The world’s stockpiles of nuclear weapons are expected to increase in coming years, a Swedish arms watchdog said Monday, reversing a decline seen since the end of the Cold War.

Despite a slight reduction in the total number of nuclear warheads to an estimated 12,705 worldwide, the peace researchers predict in their annual report published Monday that this number will probably grow again in the course of the coming decade.

The Stockholm International Peace Research Institute, or SIPRI, said that all nine nuclear-armed countries are increasing or upgrading their arsenals.

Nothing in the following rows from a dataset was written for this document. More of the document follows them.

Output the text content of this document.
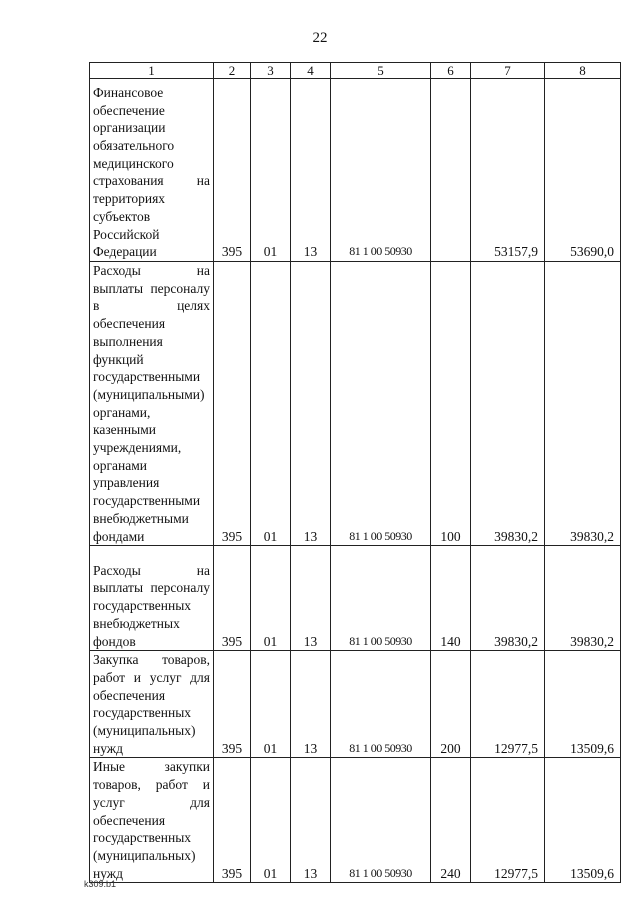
22
1	2	3	4	5	6	7	8

Финансовое обеспечение организации обязательного медицинского страхования на территориях субъектов Российской Федерации	395	01	13	81 1 00 50930		53157,9	53690,0

Расходы на выплаты персоналу в целях обеспечения выполнения функций государственными (муниципальными) органами, казенными учреждениями, органами управления государственными внебюджетными фондами	395	01	13	81 1 00 50930	100	39830,2	39830,2

Расходы на выплаты персоналу государственных внебюджетных фондов	395	01	13	81 1 00 50930	140	39830,2	39830,2

Закупка товаров, работ и услуг для обеспечения государственных (муниципальных) нужд	395	01	13	81 1 00 50930	200	12977,5	13509,6

Иные закупки товаров, работ и услуг для обеспечения государственных (муниципальных) нужд	395	01	13	81 1 00 50930	240	12977,5	13509,6
k309.b1
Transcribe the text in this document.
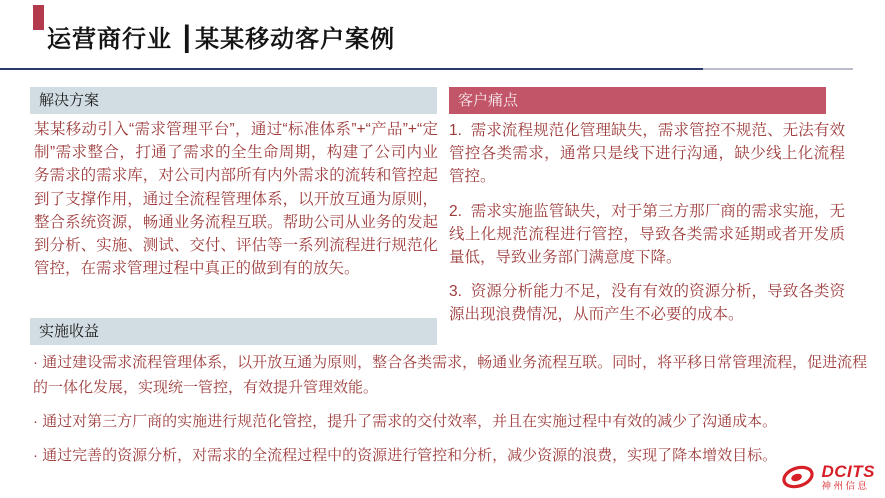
运营商行业 ┃某某移动客户案例
解决方案
某某移动引入“需求管理平台”，通过“标准体系”+“产品”+“定制”需求整合，打通了需求的全生命周期，构建了公司内业务需求的需求库，对公司内部所有内外需求的流转和管控起到了支撑作用，通过全流程管理体系，以开放互通为原则，整合系统资源，畅通业务流程互联。帮助公司从业务的发起到分析、实施、测试、交付、评估等一系列流程进行规范化管控，在需求管理过程中真正的做到有的放矢。
客户痛点

1.  需求流程规范化管理缺失，需求管控不规范、无法有效管控各类需求，通常只是线下进行沟通，缺少线上化流程管控。

2.  需求实施监管缺失，对于第三方那厂商的需求实施，无线上化规范流程进行管控，导致各类需求延期或者开发质量低，导致业务部门满意度下降。

3.  资源分析能力不足，没有有效的资源分析，导致各类资源出现浪费情况，从而产生不必要的成本。

实施收益

· 通过建设需求流程管理体系，以开放互通为原则，整合各类需求，畅通业务流程互联。同时，将平移日常管理流程，促进流程的一体化发展，实现统一管控，有效提升管理效能。

· 通过对第三方厂商的实施进行规范化管控，提升了需求的交付效率，并且在实施过程中有效的减少了沟通成本。

· 通过完善的资源分析，对需求的全流程过程中的资源进行管控和分析，减少资源的浪费，实现了降本增效目标。

DCITS
神州信息
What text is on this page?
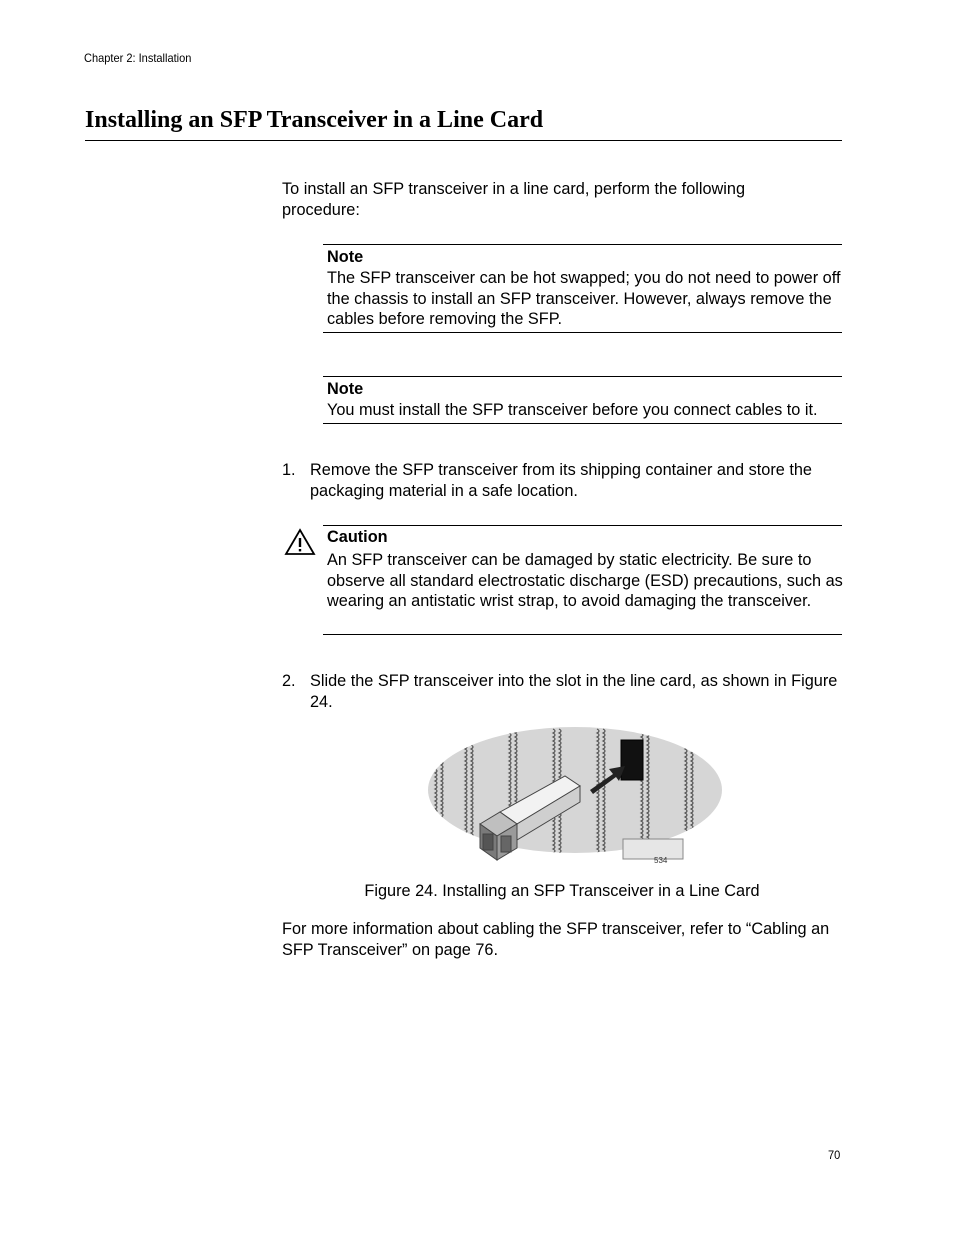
Chapter 2: Installation
Installing an SFP Transceiver in a Line Card
To install an SFP transceiver in a line card, perform the following procedure:
Note
The SFP transceiver can be hot swapped; you do not need to power off the chassis to install an SFP transceiver. However, always remove the cables before removing the SFP.
Note
You must install the SFP transceiver before you connect cables to it.
1. Remove the SFP transceiver from its shipping container and store the packaging material in a safe location.
Caution
An SFP transceiver can be damaged by static electricity. Be sure to observe all standard electrostatic discharge (ESD) precautions, such as wearing an antistatic wrist strap, to avoid damaging the transceiver.
2. Slide the SFP transceiver into the slot in the line card, as shown in Figure 24.
534
Figure 24. Installing an SFP Transceiver in a Line Card
For more information about cabling the SFP transceiver, refer to “Cabling an SFP Transceiver” on page 76.
70
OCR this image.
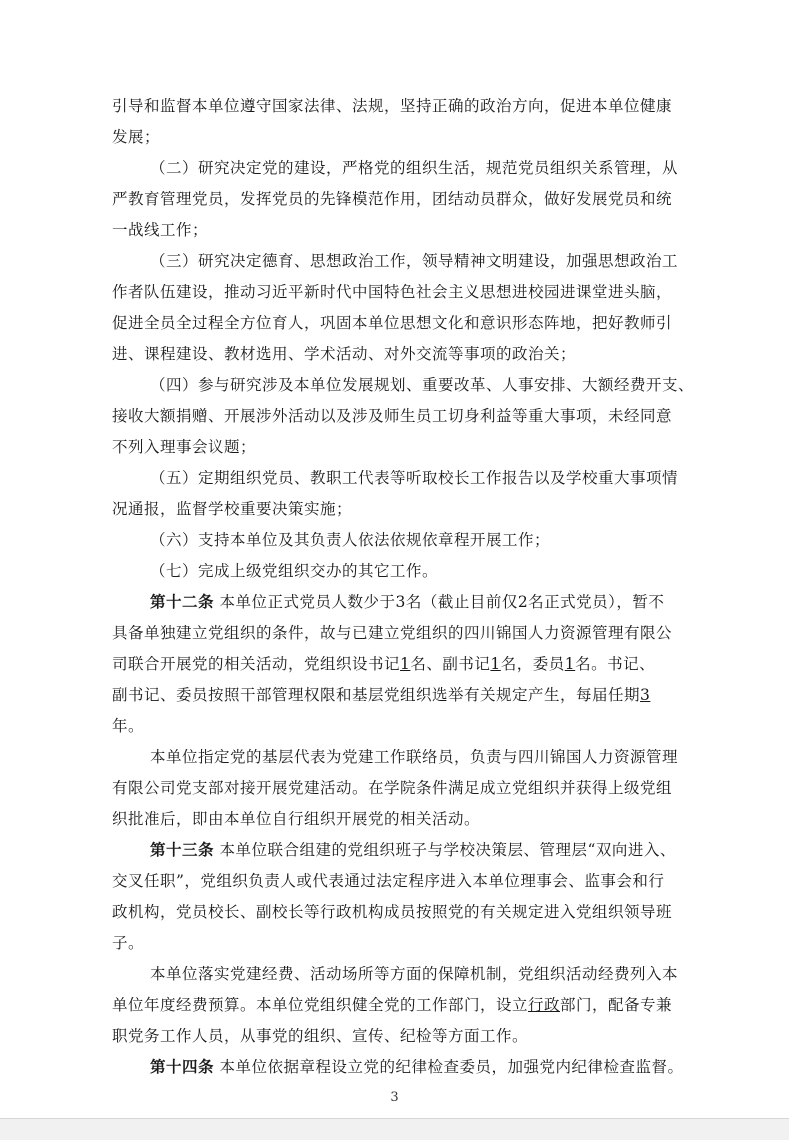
引导和监督本单位遵守国家法律、法规，坚持正确的政治方向，促进本单位健康
发展；
（二）研究决定党的建设，严格党的组织生活，规范党员组织关系管理，从
严教育管理党员，发挥党员的先锋模范作用，团结动员群众，做好发展党员和统
一战线工作；
（三）研究决定德育、思想政治工作，领导精神文明建设，加强思想政治工
作者队伍建设，推动习近平新时代中国特色社会主义思想进校园进课堂进头脑，
促进全员全过程全方位育人，巩固本单位思想文化和意识形态阵地，把好教师引
进、课程建设、教材选用、学术活动、对外交流等事项的政治关；
（四）参与研究涉及本单位发展规划、重要改革、人事安排、大额经费开支、
接收大额捐赠、开展涉外活动以及涉及师生员工切身利益等重大事项，未经同意
不列入理事会议题；
（五）定期组织党员、教职工代表等听取校长工作报告以及学校重大事项情
况通报，监督学校重要决策实施；
（六）支持本单位及其负责人依法依规依章程开展工作；
（七）完成上级党组织交办的其它工作。
第十二条 本单位正式党员人数少于3名（截止目前仅2名正式党员），暂不
具备单独建立党组织的条件，故与已建立党组织的四川锦国人力资源管理有限公
司联合开展党的相关活动，党组织设书记1名、副书记1名，委员1名。书记、
副书记、委员按照干部管理权限和基层党组织选举有关规定产生，每届任期3
年。
本单位指定党的基层代表为党建工作联络员，负责与四川锦国人力资源管理
有限公司党支部对接开展党建活动。在学院条件满足成立党组织并获得上级党组
织批准后，即由本单位自行组织开展党的相关活动。
第十三条 本单位联合组建的党组织班子与学校决策层、管理层“双向进入、
交叉任职”，党组织负责人或代表通过法定程序进入本单位理事会、监事会和行
政机构，党员校长、副校长等行政机构成员按照党的有关规定进入党组织领导班
子。
本单位落实党建经费、活动场所等方面的保障机制，党组织活动经费列入本
单位年度经费预算。本单位党组织健全党的工作部门，设立行政部门，配备专兼
职党务工作人员，从事党的组织、宣传、纪检等方面工作。
第十四条 本单位依据章程设立党的纪律检查委员，加强党内纪律检查监督。
3
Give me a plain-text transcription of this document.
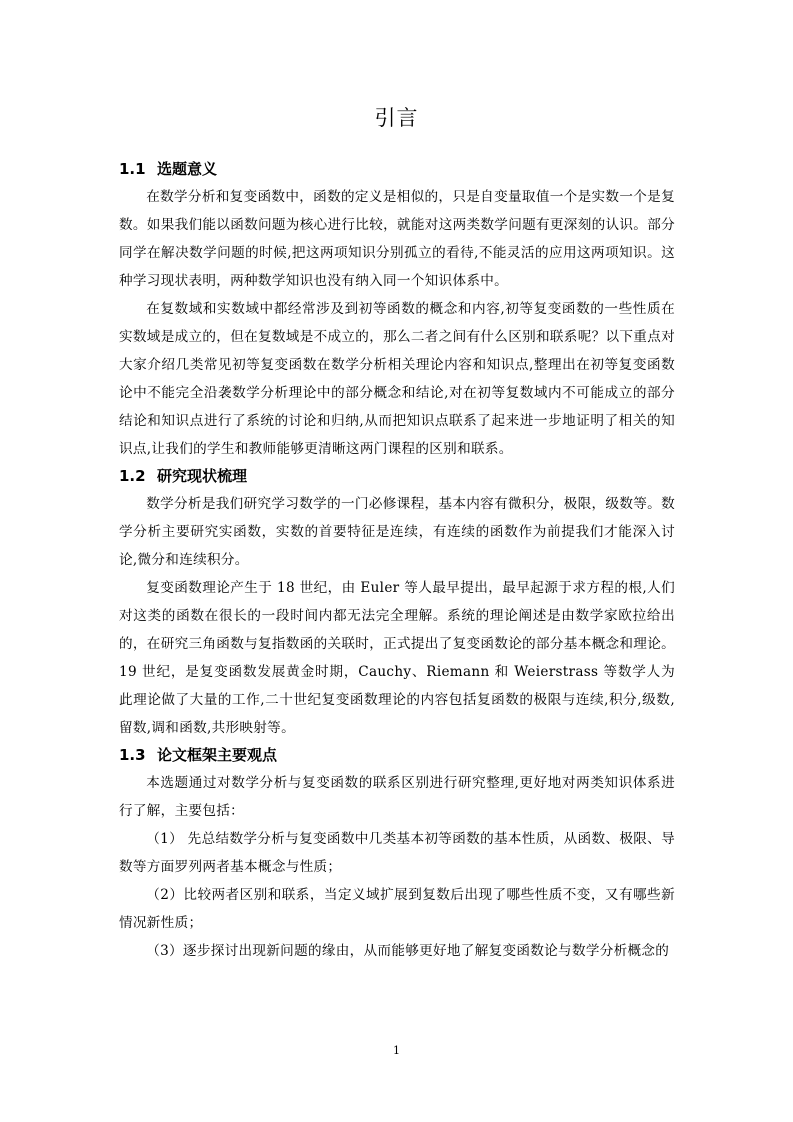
引言
1.1 选题意义

在数学分析和复变函数中，函数的定义是相似的，只是自变量取值一个是实数一个是复数。如果我们能以函数问题为核心进行比较，就能对这两类数学问题有更深刻的认识。部分同学在解决数学问题的时候,把这两项知识分别孤立的看待,不能灵活的应用这两项知识。这种学习现状表明，两种数学知识也没有纳入同一个知识体系中。

在复数域和实数域中都经常涉及到初等函数的概念和内容,初等复变函数的一些性质在实数域是成立的，但在复数域是不成立的，那么二者之间有什么区别和联系呢？以下重点对大家介绍几类常见初等复变函数在数学分析相关理论内容和知识点,整理出在初等复变函数论中不能完全沿袭数学分析理论中的部分概念和结论,对在初等复数域内不可能成立的部分结论和知识点进行了系统的讨论和归纳,从而把知识点联系了起来进一步地证明了相关的知识点,让我们的学生和教师能够更清晰这两门课程的区别和联系。

1.2 研究现状梳理

数学分析是我们研究学习数学的一门必修课程，基本内容有微积分，极限，级数等。数学分析主要研究实函数，实数的首要特征是连续，有连续的函数作为前提我们才能深入讨论,微分和连续积分。

复变函数理论产生于 18 世纪，由 Euler 等人最早提出，最早起源于求方程的根,人们对这类的函数在很长的一段时间内都无法完全理解。系统的理论阐述是由数学家欧拉给出的，在研究三角函数与复指数函的关联时，正式提出了复变函数论的部分基本概念和理论。19 世纪，是复变函数发展黄金时期，Cauchy、Riemann 和 Weierstrass 等数学人为此理论做了大量的工作,二十世纪复变函数理论的内容包括复函数的极限与连续,积分,级数,留数,调和函数,共形映射等。

1.3 论文框架主要观点

本选题通过对数学分析与复变函数的联系区别进行研究整理,更好地对两类知识体系进行了解，主要包括：

（1） 先总结数学分析与复变函数中几类基本初等函数的基本性质，从函数、极限、导数等方面罗列两者基本概念与性质；

（2）比较两者区别和联系，当定义域扩展到复数后出现了哪些性质不变，又有哪些新情况新性质；

（3）逐步探讨出现新问题的缘由，从而能够更好地了解复变函数论与数学分析概念的

1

"There are clear indications that the reductions that have characterized global nuclear arsenals since the end of the Cold War have ended," said Hans M. Kristensen, a researcher with SIPRI’s Weapons of Mass Destruction Program and director of the Nuclear Information Project at the Federation of American Scientists.

The new SIPRI data refer to January 2022, the month before Russia invaded Ukraine. It is still a little too early to draw conclusions about how Russia's war will ultimately affect the nuclear situation in the world, Kristensen said.

"If the nuclear-armed states take no immediate and concrete action on disarmament, then the global inventory of nuclear warheads could soon begin to increase for the first time since the Cold War," his colleague Matt Korda said.

NATO, meanwhile, is reacting to the Ukraine war by emphasizing the importance of its nuclear weapons.

The risk of a nuclear confrontation has increased as a result of the Ukraine war, Kristensen also said. The danger is that the war could escalate into a direct confrontation between Russia and NATO, he said.

The ongoing conflict between India and Pakistan, growing hostilities on the China-India border and North Korea's ongoing nuclear efforts also play a role.

The United States and Russia, which hold 90% of the world’s atomic weapons, saw their inventories decline in 2021 due to the dismantling of warheads retired from military service years ago. Their useable military stockpiles remained relatively stable and within the limits set by a nuclear arms reduction treaty, SIPRI said.

Both countries have extensive and costly programs underway to replace and modernize nuclear warheads, delivery systems and production facilities, according to SIPRI.

The research institute said that the other nuclear states – Britain, France, China, India, Pakistan, Israel and North Korea – are either developing or deploying new weapon systems, or have announced their intention to do so. Israel has never publicly acknowledged having such weapons.

"All of the nuclear-armed states are increasing or upgrading their arsenals and most are sharpening nuclear rhetoric and the role nuclear weapons play in their military strategies," said Wilfred Wan, the director of SIPRI's Weapons of Mass Destruction Program. "This is a very worrying trend."